Confusing Arrogance with Benevolence

by Krishna on June 8, 2010

In the way that only David Heinemeier Hansson can:

Where to start?

For people who complain about bad luck, it doesn’t really matter what a successful person is talking about. If the complainer has put in no or little effort, the complaints are just excuses. If they have put in a lot of effort, they are just trying to comfort themselves. People need to move on from failures and one way is to stop blaming themselves. Either way, what somebody else says is no concern to them. So you are not doing any favors to them.

Success and failure are very relative. If you are employed in the software industry in the United States, you are more successful than 95% (or more) of the entire population of Planet Earth. Seriously, think about that! But if we are doing the comparison with someone, say, Steve Jobs, many (all?) of us, including David Hansson, would be miserable failures. To a significant extent (beyond absolute poverty and starvation), success or failure is a function of your mindset.

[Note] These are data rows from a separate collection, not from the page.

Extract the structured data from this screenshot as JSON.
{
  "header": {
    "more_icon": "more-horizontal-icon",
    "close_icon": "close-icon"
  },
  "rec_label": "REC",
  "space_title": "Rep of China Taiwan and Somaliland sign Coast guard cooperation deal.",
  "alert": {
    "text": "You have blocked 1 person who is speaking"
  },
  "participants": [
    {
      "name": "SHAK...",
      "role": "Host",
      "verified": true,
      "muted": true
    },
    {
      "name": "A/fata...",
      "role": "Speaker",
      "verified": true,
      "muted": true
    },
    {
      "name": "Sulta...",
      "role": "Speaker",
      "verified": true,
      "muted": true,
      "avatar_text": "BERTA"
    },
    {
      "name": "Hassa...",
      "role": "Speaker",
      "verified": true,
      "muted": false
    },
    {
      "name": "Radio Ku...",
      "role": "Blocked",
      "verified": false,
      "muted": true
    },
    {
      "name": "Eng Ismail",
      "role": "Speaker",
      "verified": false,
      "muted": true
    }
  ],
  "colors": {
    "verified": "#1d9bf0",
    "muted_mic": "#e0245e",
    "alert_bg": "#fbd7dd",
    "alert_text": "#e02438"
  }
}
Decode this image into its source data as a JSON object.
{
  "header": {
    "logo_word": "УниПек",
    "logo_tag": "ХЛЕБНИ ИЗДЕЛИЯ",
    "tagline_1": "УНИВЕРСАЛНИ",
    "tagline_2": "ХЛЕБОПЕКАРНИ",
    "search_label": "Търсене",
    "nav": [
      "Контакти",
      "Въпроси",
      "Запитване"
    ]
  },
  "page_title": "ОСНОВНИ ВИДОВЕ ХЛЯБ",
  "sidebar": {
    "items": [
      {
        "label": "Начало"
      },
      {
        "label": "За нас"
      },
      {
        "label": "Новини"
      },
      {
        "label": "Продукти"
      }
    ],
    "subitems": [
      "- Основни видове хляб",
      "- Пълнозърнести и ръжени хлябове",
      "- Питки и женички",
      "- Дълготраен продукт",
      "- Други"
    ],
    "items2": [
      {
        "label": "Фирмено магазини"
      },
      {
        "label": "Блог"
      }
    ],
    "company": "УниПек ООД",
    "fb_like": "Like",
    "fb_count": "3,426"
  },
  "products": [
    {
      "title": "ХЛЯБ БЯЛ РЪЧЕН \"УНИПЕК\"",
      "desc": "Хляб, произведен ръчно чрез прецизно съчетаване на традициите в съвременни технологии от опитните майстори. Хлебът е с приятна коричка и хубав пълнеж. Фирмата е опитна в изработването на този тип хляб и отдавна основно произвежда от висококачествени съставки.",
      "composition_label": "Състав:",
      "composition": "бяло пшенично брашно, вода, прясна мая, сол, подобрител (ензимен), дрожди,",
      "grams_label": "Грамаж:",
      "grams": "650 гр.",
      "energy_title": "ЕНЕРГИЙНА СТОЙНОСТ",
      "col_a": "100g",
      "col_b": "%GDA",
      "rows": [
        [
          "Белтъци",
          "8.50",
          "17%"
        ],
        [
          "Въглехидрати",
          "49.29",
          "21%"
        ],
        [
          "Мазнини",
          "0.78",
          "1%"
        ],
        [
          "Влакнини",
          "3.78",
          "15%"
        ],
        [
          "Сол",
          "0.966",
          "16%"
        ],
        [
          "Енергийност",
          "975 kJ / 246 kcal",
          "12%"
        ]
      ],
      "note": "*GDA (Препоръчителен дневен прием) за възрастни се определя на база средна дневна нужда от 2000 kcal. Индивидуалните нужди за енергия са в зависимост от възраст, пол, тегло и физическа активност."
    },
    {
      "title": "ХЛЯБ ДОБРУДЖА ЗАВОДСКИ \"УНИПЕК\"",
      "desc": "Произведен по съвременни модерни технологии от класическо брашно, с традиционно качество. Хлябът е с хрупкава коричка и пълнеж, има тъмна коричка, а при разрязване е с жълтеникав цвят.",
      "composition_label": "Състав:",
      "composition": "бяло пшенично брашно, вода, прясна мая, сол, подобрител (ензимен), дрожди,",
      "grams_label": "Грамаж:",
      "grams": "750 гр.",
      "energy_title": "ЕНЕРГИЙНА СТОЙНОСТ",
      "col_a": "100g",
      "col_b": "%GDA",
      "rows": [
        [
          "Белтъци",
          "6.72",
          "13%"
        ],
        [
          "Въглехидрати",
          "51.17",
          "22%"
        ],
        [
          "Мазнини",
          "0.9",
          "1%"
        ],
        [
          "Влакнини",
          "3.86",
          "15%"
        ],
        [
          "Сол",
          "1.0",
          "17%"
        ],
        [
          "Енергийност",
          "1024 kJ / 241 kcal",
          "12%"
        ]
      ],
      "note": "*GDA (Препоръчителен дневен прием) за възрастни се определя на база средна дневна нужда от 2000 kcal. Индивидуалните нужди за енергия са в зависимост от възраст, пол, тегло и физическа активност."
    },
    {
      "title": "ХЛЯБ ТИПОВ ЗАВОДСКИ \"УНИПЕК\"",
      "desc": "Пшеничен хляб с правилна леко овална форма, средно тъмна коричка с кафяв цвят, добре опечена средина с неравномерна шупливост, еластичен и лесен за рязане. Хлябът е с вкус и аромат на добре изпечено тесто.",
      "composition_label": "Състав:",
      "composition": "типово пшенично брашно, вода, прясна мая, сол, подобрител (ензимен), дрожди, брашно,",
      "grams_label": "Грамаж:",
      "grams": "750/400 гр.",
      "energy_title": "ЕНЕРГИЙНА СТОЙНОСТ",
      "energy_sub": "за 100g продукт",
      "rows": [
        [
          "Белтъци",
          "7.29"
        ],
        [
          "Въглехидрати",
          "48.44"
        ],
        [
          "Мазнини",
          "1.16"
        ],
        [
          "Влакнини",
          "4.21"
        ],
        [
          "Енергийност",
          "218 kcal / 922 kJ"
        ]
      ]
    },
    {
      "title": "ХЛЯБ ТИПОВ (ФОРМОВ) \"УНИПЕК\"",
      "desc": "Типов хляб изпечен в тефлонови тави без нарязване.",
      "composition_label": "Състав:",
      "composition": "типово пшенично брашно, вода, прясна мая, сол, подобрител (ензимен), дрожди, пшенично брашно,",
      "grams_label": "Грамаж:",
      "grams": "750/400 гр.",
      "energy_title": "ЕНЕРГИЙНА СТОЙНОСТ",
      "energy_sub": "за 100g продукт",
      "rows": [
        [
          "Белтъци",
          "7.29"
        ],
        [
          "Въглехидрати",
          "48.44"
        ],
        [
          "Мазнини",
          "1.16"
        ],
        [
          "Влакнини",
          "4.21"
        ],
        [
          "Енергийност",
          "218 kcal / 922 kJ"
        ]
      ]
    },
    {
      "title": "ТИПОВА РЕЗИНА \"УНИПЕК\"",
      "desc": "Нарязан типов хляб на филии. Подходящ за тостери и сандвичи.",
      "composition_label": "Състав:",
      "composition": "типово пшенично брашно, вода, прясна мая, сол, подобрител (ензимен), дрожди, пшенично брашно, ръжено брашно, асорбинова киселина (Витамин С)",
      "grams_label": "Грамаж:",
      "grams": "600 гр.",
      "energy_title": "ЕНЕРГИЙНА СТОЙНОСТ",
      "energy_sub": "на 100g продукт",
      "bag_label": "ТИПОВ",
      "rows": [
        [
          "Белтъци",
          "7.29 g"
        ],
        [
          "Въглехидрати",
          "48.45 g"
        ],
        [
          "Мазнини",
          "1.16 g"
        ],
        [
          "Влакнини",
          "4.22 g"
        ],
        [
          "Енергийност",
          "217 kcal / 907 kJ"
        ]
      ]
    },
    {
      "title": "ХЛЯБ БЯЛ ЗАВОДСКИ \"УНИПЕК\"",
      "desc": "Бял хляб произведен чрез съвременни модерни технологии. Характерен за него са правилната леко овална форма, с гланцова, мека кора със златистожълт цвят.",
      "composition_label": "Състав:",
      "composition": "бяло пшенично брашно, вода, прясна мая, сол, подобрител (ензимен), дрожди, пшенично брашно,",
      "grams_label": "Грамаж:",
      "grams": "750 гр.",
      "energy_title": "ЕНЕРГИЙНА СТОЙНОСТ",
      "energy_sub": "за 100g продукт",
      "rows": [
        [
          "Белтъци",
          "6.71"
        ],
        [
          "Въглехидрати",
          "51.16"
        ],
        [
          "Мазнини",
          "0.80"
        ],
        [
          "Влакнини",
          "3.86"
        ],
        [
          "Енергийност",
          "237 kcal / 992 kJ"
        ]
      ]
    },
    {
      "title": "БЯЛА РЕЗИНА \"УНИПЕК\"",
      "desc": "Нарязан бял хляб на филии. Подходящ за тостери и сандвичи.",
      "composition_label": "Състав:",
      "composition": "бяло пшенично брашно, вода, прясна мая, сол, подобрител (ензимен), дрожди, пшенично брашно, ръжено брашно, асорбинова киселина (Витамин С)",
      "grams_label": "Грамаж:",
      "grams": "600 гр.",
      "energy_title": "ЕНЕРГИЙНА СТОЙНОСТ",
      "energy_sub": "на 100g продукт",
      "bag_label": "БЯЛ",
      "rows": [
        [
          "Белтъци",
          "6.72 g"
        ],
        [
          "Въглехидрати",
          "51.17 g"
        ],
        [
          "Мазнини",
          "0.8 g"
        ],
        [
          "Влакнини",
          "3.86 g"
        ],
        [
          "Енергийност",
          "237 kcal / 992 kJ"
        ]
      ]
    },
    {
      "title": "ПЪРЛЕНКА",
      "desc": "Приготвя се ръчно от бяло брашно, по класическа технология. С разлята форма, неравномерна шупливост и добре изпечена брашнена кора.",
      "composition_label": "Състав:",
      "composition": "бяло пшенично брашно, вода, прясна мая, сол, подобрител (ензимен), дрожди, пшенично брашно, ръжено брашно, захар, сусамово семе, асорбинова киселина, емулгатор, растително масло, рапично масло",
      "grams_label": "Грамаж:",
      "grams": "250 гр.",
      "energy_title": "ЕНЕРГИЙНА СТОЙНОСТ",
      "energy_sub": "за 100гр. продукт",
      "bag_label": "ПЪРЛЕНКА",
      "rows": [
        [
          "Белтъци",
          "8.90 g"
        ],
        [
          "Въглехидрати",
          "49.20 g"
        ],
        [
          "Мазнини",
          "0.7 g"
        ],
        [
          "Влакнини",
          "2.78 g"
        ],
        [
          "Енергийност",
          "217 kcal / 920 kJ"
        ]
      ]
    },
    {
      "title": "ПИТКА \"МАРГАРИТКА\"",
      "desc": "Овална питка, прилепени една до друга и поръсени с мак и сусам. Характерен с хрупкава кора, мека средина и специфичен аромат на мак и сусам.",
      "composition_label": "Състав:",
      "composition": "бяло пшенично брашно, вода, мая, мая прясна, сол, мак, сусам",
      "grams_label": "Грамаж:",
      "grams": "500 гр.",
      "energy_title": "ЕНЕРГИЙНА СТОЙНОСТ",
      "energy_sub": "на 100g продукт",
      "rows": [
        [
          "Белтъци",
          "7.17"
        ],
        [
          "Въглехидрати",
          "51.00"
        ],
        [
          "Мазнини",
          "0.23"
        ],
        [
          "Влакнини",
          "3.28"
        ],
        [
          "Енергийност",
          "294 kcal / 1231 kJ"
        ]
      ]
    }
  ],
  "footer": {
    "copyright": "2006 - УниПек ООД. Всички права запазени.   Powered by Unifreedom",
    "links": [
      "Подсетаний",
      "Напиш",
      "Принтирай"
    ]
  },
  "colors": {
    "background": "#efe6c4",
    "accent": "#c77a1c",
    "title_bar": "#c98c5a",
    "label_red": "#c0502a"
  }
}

In fact, the rat race in the 21st century would seem amazingly strange to most of our ancestors who cannot even imagine the advances that modern science has made. Modern medicine, fuel-powered travel, electricity, indoor plumbing: Luxuries compared to the past, but which we take for granted. So what is this success/failure thing? Made a few extra pieces of silver? Is that the definition of success?

Or maybe success is about doing or making something that you wanted. Then it is about meeting your own need of achievement or happiness. It has nothing to do with other people. Isn’t it enough to be gracious and thankful for being able to achieve your dreams? Or is success defined in terms of proving yourself to other people? Pity for such a narrow viewpoint because the only thing left after achieving that is to hope that no one else will reach your level.

To brag about how you reach where you are because of what you are is to diminish the effort of the co-workers, partners, customers, teachers, friends (open source contributors!) and relatives who helped you get there. Yes, you did your part, but they were instrumental (consciously or otherwise) in helping your work not get wasted.

I am reminded of Jim’s Collins’s concept of Level 5 Leadership in his book “Good to Great”, where he says that good leaders look in the window (outwards) when searching for reasons for success and look in the mirror (inwards) when looking for causes of failure. And bad leaders do the opposite.